Dank der Vitrifikation von Eizellen, vorzugsweise vor dem 35. Lebensjahr, kann die Frau den besten Zeitpunkt wählen, um Mutter zu werden, ohne dass ihre Eizellen ihre Qualität verlieren, weshalb diese Option nach der Diagnose der Krankheit eine Garantie für die Zukunft darstellt.

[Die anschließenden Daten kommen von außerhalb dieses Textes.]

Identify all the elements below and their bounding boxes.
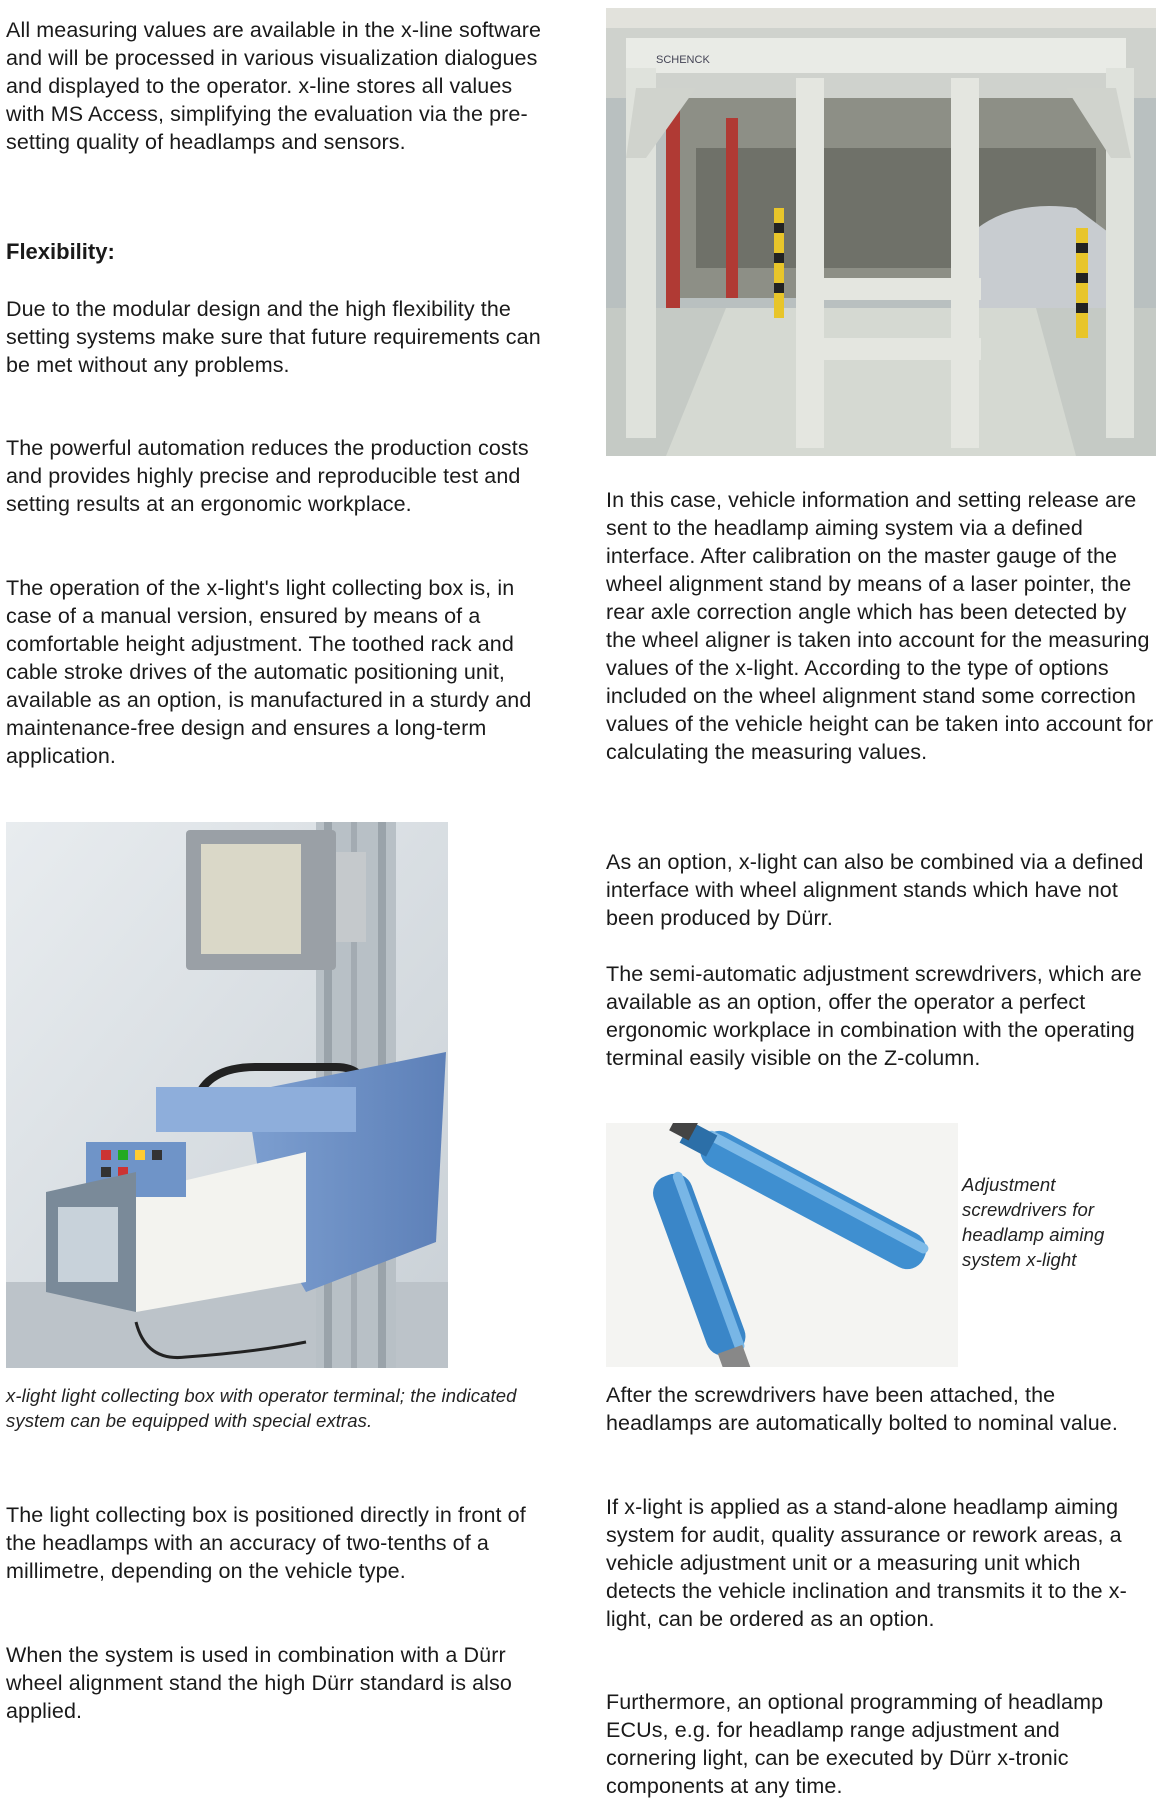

In Fällen, in denen die Qualität der Eizellen nicht ideal ist oder die Eierstockreserve beeinträchtigt ist, ermöglicht die In-vitro-Fertilisation die Auswahl von Eizellen, die bessere Bedingungen für eine spätere Befruchtung im Labor bieten.

 

Der psychologische Faktor, der Schlüssel zum Umgang mit der Krankheit

Krankheiten wie die Endometriose können emotionale Narben hinterlassen. Ein Zustand, der regelmäßig mit den oben genannten Symptomen wiederkehrt und für den es zudem keine Heilung gibt, kann den Betroffenen das tägliche Leben sehr erschweren.

Neben einer korrekten medizinischen Diagnose ist in diesen Fällen eine psychologische Betreuung unerlässlich. Die Patienten müssen sich unterstützt und vor allem verstanden fühlen.